La réponse tient dans une anticipation qui n’a, malheureusement, rien d’invraisemblable. Vainqueur en Ukraine contre ces démocraties qu’il méprise et qu’il rend responsable de l’affaiblissement de l’empire russe, pourquoi Vladimir Poutine s’arrêterait-il à cette première conquête ? Si l’Europe cède sur le Donbass, pourquoi irait-elle se battre pour le reste de l’Ukraine ? Plus dangereux encore : enhardi par les reculades de ses ennemis, pourquoi Poutine s’abstiendrait-il d’attaquer un jour les pays baltes, eux aussi intégrés jadis à l’empire russe ? Avec ce risque à la clé : ces nations fragiles, acculées à la mer Baltique, sont membres de l’OTAN. Toute agression contre elles obligerait l’alliance occidentale à réagir par les armes. Autrement dit, pour mettre fin aujourd’hui à une guerre jugée mineure, les gouvernements de l’ouest encourageraient leur adversaire à se lancer demain dans un conflit majeur.
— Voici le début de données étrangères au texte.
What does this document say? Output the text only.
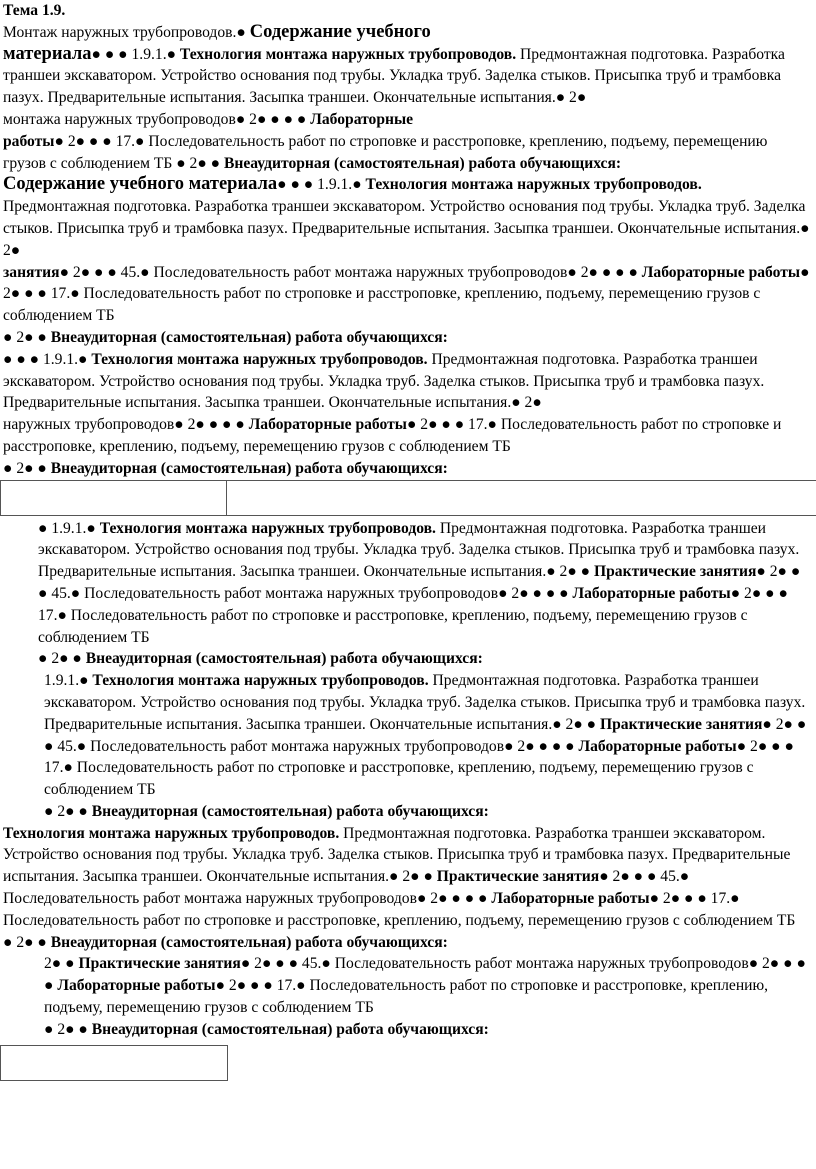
Тема 1.9.
Монтаж наружных трубопроводов.● Содержание учебного
материала● ● ● 1.9.1.● Технология монтажа наружных трубопроводов. Предмонтажная подготовка. Разработка траншеи экскаватором. Устройство основания под трубы. Укладка труб. Заделка стыков. Присыпка труб и трамбовка пазух. Предварительные испытания. Засыпка траншеи. Окончательные испытания.● 2●
монтажа наружных трубопроводов● 2● ● ● ● Лабораторные
работы● 2● ● ● 17.● Последовательность работ по строповке и расстроповке, креплению, подъему, перемещению грузов с соблюдением ТБ ● 2● ● Внеаудиторная (самостоятельная) работа обучающихся:
Содержание учебного материала● ● ● 1.9.1.● Технология монтажа наружных трубопроводов. Предмонтажная подготовка. Разработка траншеи экскаватором. Устройство основания под трубы. Укладка труб. Заделка стыков. Присыпка труб и трамбовка пазух. Предварительные испытания. Засыпка траншеи. Окончательные испытания.● 2●
занятия● 2● ● ● 45.● Последовательность работ монтажа наружных трубопроводов● 2● ● ● ● Лабораторные работы● 2● ● ● 17.● Последовательность работ по строповке и расстроповке, креплению, подъему, перемещению грузов с соблюдением ТБ
● 2● ● Внеаудиторная (самостоятельная) работа обучающихся:
● ● ● 1.9.1.● Технология монтажа наружных трубопроводов. Предмонтажная подготовка. Разработка траншеи экскаватором. Устройство основания под трубы. Укладка труб. Заделка стыков. Присыпка труб и трамбовка пазух. Предварительные испытания. Засыпка траншеи. Окончательные испытания.● 2●
наружных трубопроводов● 2● ● ● ● Лабораторные работы● 2● ● ● 17.● Последовательность работ по строповке и расстроповке, креплению, подъему, перемещению грузов с соблюдением ТБ
● 2● ● Внеаудиторная (самостоятельная) работа обучающихся:
● 1.9.1.● Технология монтажа наружных трубопроводов. Предмонтажная подготовка. Разработка траншеи экскаватором. Устройство основания под трубы. Укладка труб. Заделка стыков. Присыпка труб и трамбовка пазух. Предварительные испытания. Засыпка траншеи. Окончательные испытания.● 2● ● Практические занятия● 2● ● ● 45.● Последовательность работ монтажа наружных трубопроводов● 2● ● ● ● Лабораторные работы● 2● ● ● 17.● Последовательность работ по строповке и расстроповке, креплению, подъему, перемещению грузов с соблюдением ТБ
● 2● ● Внеаудиторная (самостоятельная) работа обучающихся:
1.9.1.● Технология монтажа наружных трубопроводов. Предмонтажная подготовка. Разработка траншеи экскаватором. Устройство основания под трубы. Укладка труб. Заделка стыков. Присыпка труб и трамбовка пазух. Предварительные испытания. Засыпка траншеи. Окончательные испытания.● 2● ● Практические занятия● 2● ● ● 45.● Последовательность работ монтажа наружных трубопроводов● 2● ● ● ● Лабораторные работы● 2● ● ● 17.● Последовательность работ по строповке и расстроповке, креплению, подъему, перемещению грузов с соблюдением ТБ
● 2● ● Внеаудиторная (самостоятельная) работа обучающихся:
Технология монтажа наружных трубопроводов. Предмонтажная подготовка. Разработка траншеи экскаватором. Устройство основания под трубы. Укладка труб. Заделка стыков. Присыпка труб и трамбовка пазух. Предварительные испытания. Засыпка траншеи. Окончательные испытания.● 2● ● Практические занятия● 2● ● ● 45.● Последовательность работ монтажа наружных трубопроводов● 2● ● ● ● Лабораторные работы● 2● ● ● 17.● Последовательность работ по строповке и расстроповке, креплению, подъему, перемещению грузов с соблюдением ТБ
● 2● ● Внеаудиторная (самостоятельная) работа обучающихся:
2● ● Практические занятия● 2● ● ● 45.● Последовательность работ монтажа наружных трубопроводов● 2● ● ● ● Лабораторные работы● 2● ● ● 17.● Последовательность работ по строповке и расстроповке, креплению, подъему, перемещению грузов с соблюдением ТБ
● 2● ● Внеаудиторная (самостоятельная) работа обучающихся:
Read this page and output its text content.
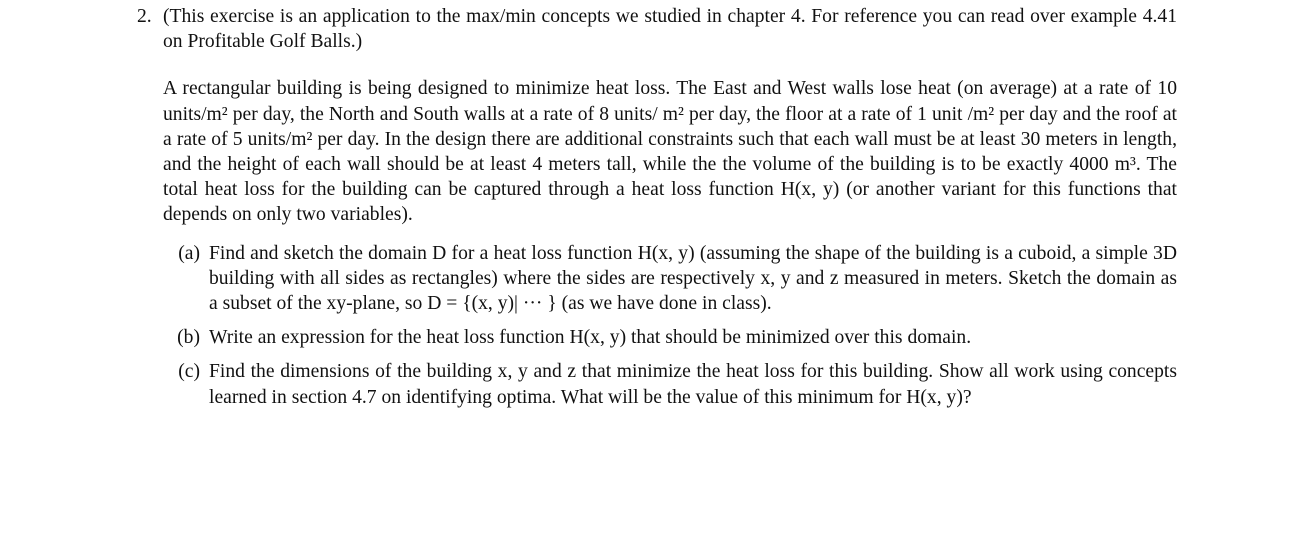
2. (This exercise is an application to the max/min concepts we studied in chapter 4. For reference you can read over example 4.41 on Profitable Golf Balls.)

A rectangular building is being designed to minimize heat loss. The East and West walls lose heat (on average) at a rate of 10 units/m² per day, the North and South walls at a rate of 8 units/ m² per day, the floor at a rate of 1 unit /m² per day and the roof at a rate of 5 units/m² per day. In the design there are additional constraints such that each wall must be at least 30 meters in length, and the height of each wall should be at least 4 meters tall, while the the volume of the building is to be exactly 4000 m³. The total heat loss for the building can be captured through a heat loss function H(x, y) (or another variant for this functions that depends on only two variables).

(a) Find and sketch the domain D for a heat loss function H(x, y) (assuming the shape of the building is a cuboid, a simple 3D building with all sides as rectangles) where the sides are respectively x, y and z measured in meters. Sketch the domain as a subset of the xy-plane, so D = {(x, y)| ··· } (as we have done in class).
(b) Write an expression for the heat loss function H(x, y) that should be minimized over this domain.
(c) Find the dimensions of the building x, y and z that minimize the heat loss for this building. Show all work using concepts learned in section 4.7 on identifying optima. What will be the value of this minimum for H(x, y)?
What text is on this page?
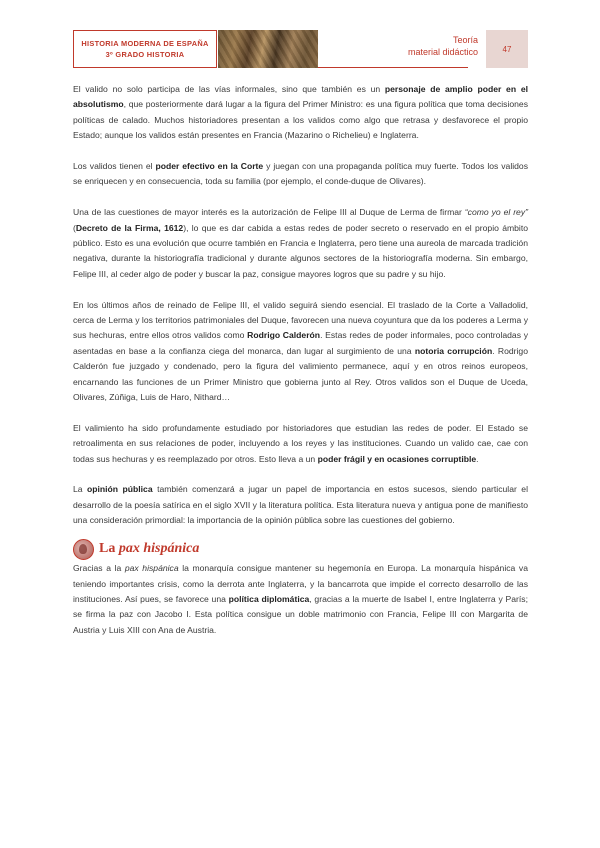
HISTORIA MODERNA DE ESPAÑA
3º GRADO HISTORIA
Teoría
material didáctico	47

El valido no solo participa de las vías informales, sino que también es un personaje de amplio poder en el absolutismo, que posteriormente dará lugar a la figura del Primer Ministro: es una figura política que toma decisiones políticas de calado. Muchos historiadores presentan a los validos como algo que retrasa y desfavorece el propio Estado; aunque los validos están presentes en Francia (Mazarino o Richelieu) e Inglaterra.

Los validos tienen el poder efectivo en la Corte y juegan con una propaganda política muy fuerte. Todos los validos se enriquecen y en consecuencia, toda su familia (por ejemplo, el conde-duque de Olivares).

Una de las cuestiones de mayor interés es la autorización de Felipe III al Duque de Lerma de firmar “como yo el rey” (Decreto de la Firma, 1612), lo que es dar cabida a estas redes de poder secreto o reservado en el propio ámbito público. Esto es una evolución que ocurre también en Francia e Inglaterra, pero tiene una aureola de marcada tradición negativa, durante la historiografía tradicional y durante algunos sectores de la historiografía moderna. Sin embargo, Felipe III, al ceder algo de poder y buscar la paz, consigue mayores logros que su padre y su hijo.

En los últimos años de reinado de Felipe III, el valido seguirá siendo esencial. El traslado de la Corte a Valladolid, cerca de Lerma y los territorios patrimoniales del Duque, favorecen una nueva coyuntura que da los poderes a Lerma y sus hechuras, entre ellos otros validos como Rodrigo Calderón. Estas redes de poder informales, poco controladas y asentadas en base a la confianza ciega del monarca, dan lugar al surgimiento de una notoria corrupción. Rodrigo Calderón fue juzgado y condenado, pero la figura del valimiento permanece, aquí y en otros reinos europeos, encarnando las funciones de un Primer Ministro que gobierna junto al Rey. Otros validos son el Duque de Uceda, Olivares, Zúñiga, Luis de Haro, Nithard…

El valimiento ha sido profundamente estudiado por historiadores que estudian las redes de poder. El Estado se retroalimenta en sus relaciones de poder, incluyendo a los reyes y las instituciones. Cuando un valido cae, cae con todas sus hechuras y es reemplazado por otros. Esto lleva a un poder frágil y en ocasiones corruptible.

La opinión pública también comenzará a jugar un papel de importancia en estos sucesos, siendo particular el desarrollo de la poesía satírica en el siglo XVII y la literatura política. Esta literatura nueva y antigua pone de manifiesto una consideración primordial: la importancia de la opinión pública sobre las cuestiones del gobierno.

La pax hispánica

Gracias a la pax hispánica la monarquía consigue mantener su hegemonía en Europa. La monarquía hispánica va teniendo importantes crisis, como la derrota ante Inglaterra, y la bancarrota que impide el correcto desarrollo de las instituciones. Así pues, se favorece una política diplomática, gracias a la muerte de Isabel I, entre Inglaterra y París; se firma la paz con Jacobo I. Esta política consigue un doble matrimonio con Francia, Felipe III con Margarita de Austria y Luis XIII con Ana de Austria.
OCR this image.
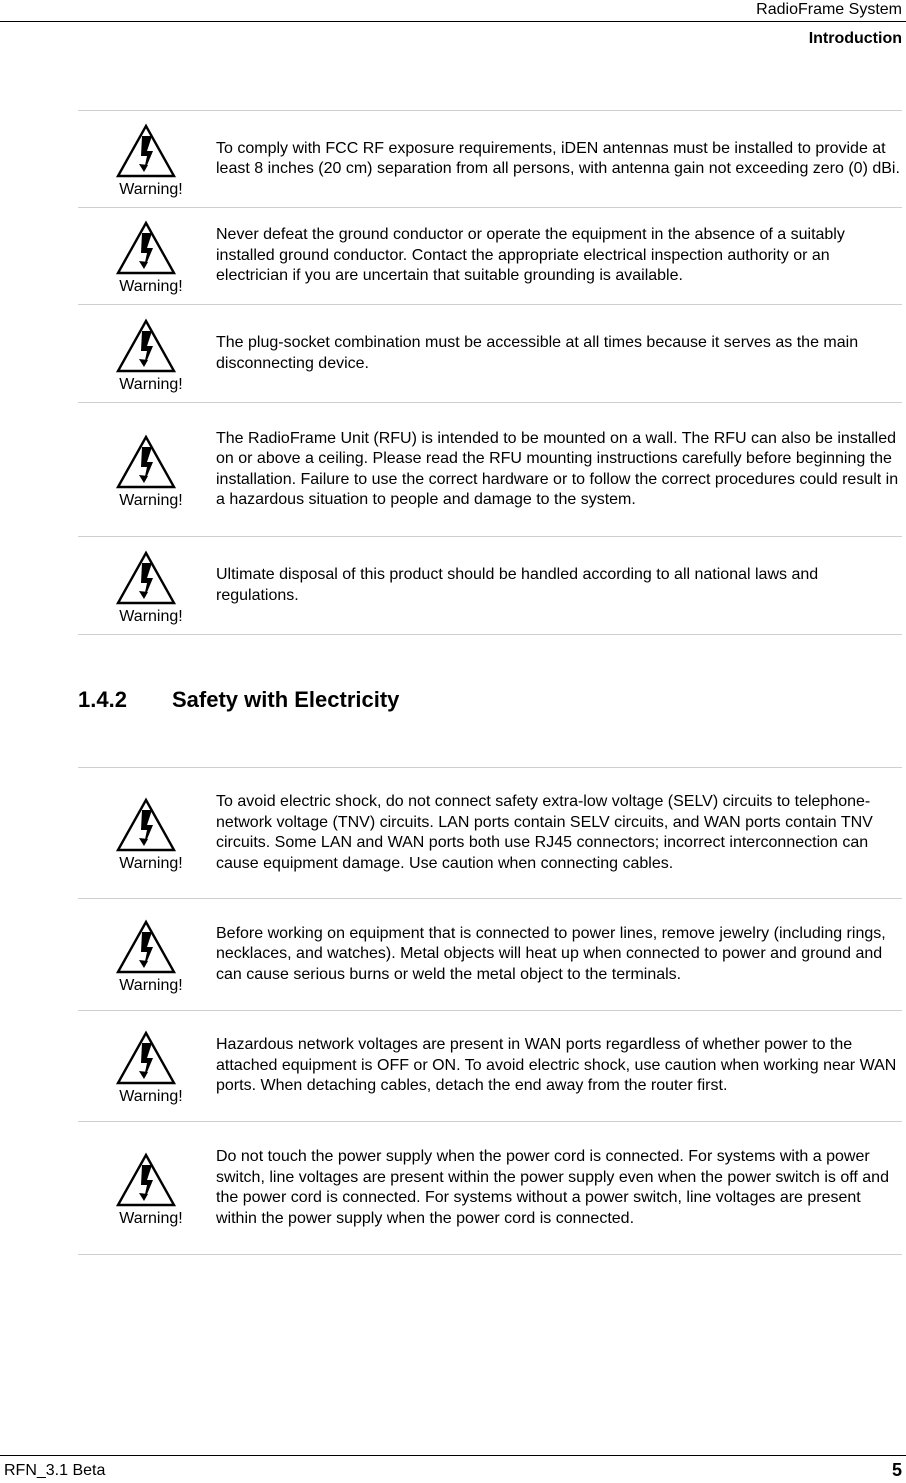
RadioFrame System
Introduction
Warning!
To comply with FCC RF exposure requirements, iDEN antennas must be installed to provide at least 8 inches (20 cm) separation from all persons, with antenna gain not exceeding zero (0) dBi.
Warning!
Never defeat the ground conductor or operate the equipment in the absence of a suitably installed ground conductor. Contact the appropriate electrical inspection authority or an electrician if you are uncertain that suitable grounding is available.
Warning!
The plug-socket combination must be accessible at all times because it serves as the main disconnecting device.
Warning!
The RadioFrame Unit (RFU) is intended to be mounted on a wall. The RFU can also be installed on or above a ceiling. Please read the RFU mounting instructions carefully before beginning the installation. Failure to use the correct hardware or to follow the correct procedures could result in a hazardous situation to people and damage to the system.
Warning!
Ultimate disposal of this product should be handled according to all national laws and regulations.
1.4.2 Safety with Electricity
Warning!
To avoid electric shock, do not connect safety extra-low voltage (SELV) circuits to telephone-network voltage (TNV) circuits. LAN ports contain SELV circuits, and WAN ports contain TNV circuits. Some LAN and WAN ports both use RJ45 connectors; incorrect interconnection can cause equipment damage. Use caution when connecting cables.
Warning!
Before working on equipment that is connected to power lines, remove jewelry (including rings, necklaces, and watches). Metal objects will heat up when connected to power and ground and can cause serious burns or weld the metal object to the terminals.
Warning!
Hazardous network voltages are present in WAN ports regardless of whether power to the attached equipment is OFF or ON. To avoid electric shock, use caution when working near WAN ports. When detaching cables, detach the end away from the router first.
Warning!
Do not touch the power supply when the power cord is connected. For systems with a power switch, line voltages are present within the power supply even when the power switch is off and the power cord is connected. For systems without a power switch, line voltages are present within the power supply when the power cord is connected.
RFN_3.1 Beta	5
Les choses étant ce qu’elles sont, il n’est qu’une solution : soutenir l’Ukraine sans férir, lui fournir des munitions dont elle a besoin, quitte à faire tourner à plein les usines d’armement, et inciter, tout autant, les États-Unis à suivre cette ligne de conduite, la seule qui soit honorable. Le sort de la liberté européenne – c’est la tragique réalité qui s’impose à tous – se joue aux confins de la valeureuse Ukraine. À nous d’en tirer les conséquences.